Last Sunday I was surprised to find that, when a map came down to a tiebreaker, we played HC vs. HC to settle it. Now I know this is one old tradition that FC used way before I showed up, but it became the subject of numerous debates before the conclusion of the Halo 4 generation. That was until silversleek01 came into one of these debates and said, "So put everyone on a ban list that says they can't play a tiebreaker if they played one earlier in the war," and World Peace was achieved.

Seriously, why are not still using this technique? The rule was that any team composition can be gathered to play a tiebreaker, as long as all members on that team did not appear on "The List," which itself was a running tally of all the people who fought in previous tiebreakers during that war. The only exception was if the list was full or nearly full, and the only people online at the time were people from the list.

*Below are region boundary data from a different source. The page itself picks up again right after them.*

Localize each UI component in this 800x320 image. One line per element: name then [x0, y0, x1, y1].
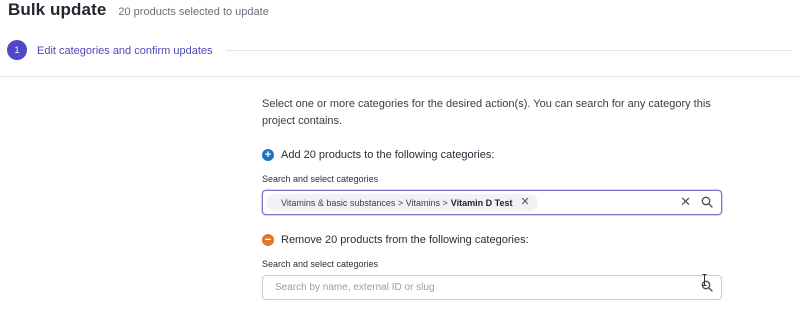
- page-title: Bulk update: [8, 0, 107, 19]
- remove-chip-icon[interactable]: ✕: [520, 197, 529, 208]
- add-categories-select[interactable]: Vitamins & basic substances > Vitamins >…: [262, 190, 722, 215]
- category-form: Select one or more categories for the de…: [262, 96, 724, 300]
- search-icon[interactable]: [701, 196, 713, 208]
- minus-circle-icon: −: [262, 234, 274, 246]
- step-label[interactable]: Edit categories and confirm updates: [37, 45, 213, 57]
- intro-text: Select one or more categories for the de…: [262, 98, 711, 127]
- chip-category-leaf: Vitamin D Test: [450, 197, 513, 208]
- text-cursor-icon: [702, 274, 707, 286]
- plus-circle-icon: +: [262, 149, 274, 161]
- remove-categories-select[interactable]: [262, 275, 722, 300]
- remove-section-title: Remove 20 products from the following ca…: [281, 234, 529, 246]
- selection-count: 20 products selected to update: [118, 6, 269, 18]
- stepper: 1 Edit categories and confirm updates: [0, 38, 800, 66]
- header-divider: [0, 76, 800, 77]
- remove-categories-search-input[interactable]: [267, 282, 647, 293]
- chip-category-path: Vitamins & basic substances > Vitamins >: [281, 197, 448, 208]
- clear-selection-icon[interactable]: ✕: [680, 195, 691, 208]
- selected-category-chip: Vitamins & basic substances > Vitamins >…: [267, 194, 538, 211]
- step-progress-line: [226, 50, 792, 51]
- add-field-label: Search and select categories: [262, 174, 379, 184]
- remove-section-heading: − Remove 20 products from the following …: [262, 234, 724, 246]
- remove-field-label: Search and select categories: [262, 259, 379, 269]
- add-section-heading: + Add 20 products to the following categ…: [262, 149, 724, 161]
- add-section-title: Add 20 products to the following categor…: [281, 149, 495, 161]
- step-number-badge: 1: [7, 40, 27, 60]
- page-header: Bulk update 20 products selected to upda…: [8, 0, 269, 26]
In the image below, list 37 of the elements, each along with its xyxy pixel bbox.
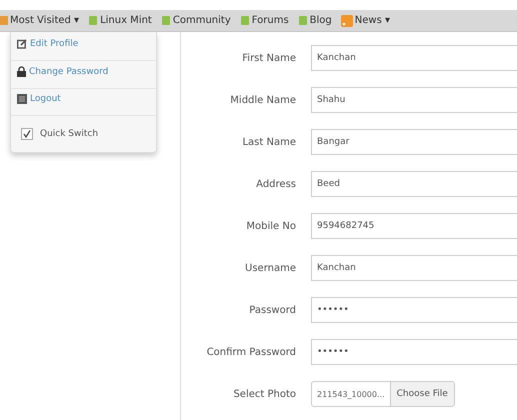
field-label: Select Photo xyxy=(232,388,296,400)
field-label: Middle Name xyxy=(229,94,296,106)
field-label: First Name xyxy=(241,52,296,64)
bookmark-link[interactable]: Most Visited ▾ xyxy=(0,15,82,26)
edit-icon xyxy=(17,39,27,49)
folder-icon xyxy=(0,15,8,26)
bookmark-link[interactable]: Forums xyxy=(238,15,291,26)
input-field[interactable]: Shahu xyxy=(311,87,517,113)
bookmark-link[interactable]: Community xyxy=(158,15,233,26)
bookmark-link[interactable]: Blog xyxy=(296,15,334,26)
checkbox[interactable] xyxy=(21,128,33,140)
list-icon xyxy=(17,94,27,104)
leaf-icon xyxy=(160,15,171,26)
field-label: Username xyxy=(244,262,296,274)
input-field[interactable]: Bangar xyxy=(311,129,517,155)
bookmark-link[interactable]: Linux Mint xyxy=(86,15,154,26)
input-field[interactable]: Kanchan xyxy=(311,45,517,71)
lock-icon xyxy=(17,66,26,77)
file-field[interactable]: 211543_10000... Choose File xyxy=(311,381,455,407)
input-field[interactable]: •••••• xyxy=(311,339,517,365)
input-field[interactable]: 9594682745 xyxy=(311,213,517,239)
rss-icon xyxy=(340,14,353,26)
quick-switch-toggle[interactable]: Quick Switch xyxy=(11,126,156,142)
field-label: Confirm Password xyxy=(206,346,296,358)
choose-file-button[interactable]: Choose File xyxy=(390,382,454,406)
field-label: Mobile No xyxy=(245,220,296,232)
leaf-icon xyxy=(240,15,250,26)
field-label: Address xyxy=(255,178,296,190)
input-field[interactable]: Beed xyxy=(311,171,517,197)
leaf-icon xyxy=(298,15,308,26)
input-field[interactable]: Kanchan xyxy=(311,255,517,281)
bookmark-link[interactable]: News ▾ xyxy=(338,14,392,26)
leaf-icon xyxy=(88,15,98,26)
field-label: Last Name xyxy=(241,136,296,148)
file-name: 211543_10000... xyxy=(316,388,386,401)
field-label: Password xyxy=(248,304,296,316)
input-field[interactable]: •••••• xyxy=(311,297,517,323)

The list is not difficult to maintain. Previously it was a sheet in the Statbook that was just a list of gamertags of the combatants, colored by army, with a date next to them listing their last tiebreaker match. In my opinion, the Tiebreaker List dramatically changed the way we viewed close battles, and Field Marshals had to make serious considerations about who they called upon each week to fight in a tiebreaker. Sure, a "stacked" team could win tonight, but is the map important enough to make that call? It also resulted in dramatically varied team compositions, where members from different Squads would play together sometimes for the first time ever.

I see no reason not to revive the Tiebreaker List. At the time it was truly seen as one of the greatest suggestions to come out of the wars and a dramatic improvement to our Battle Night procedure.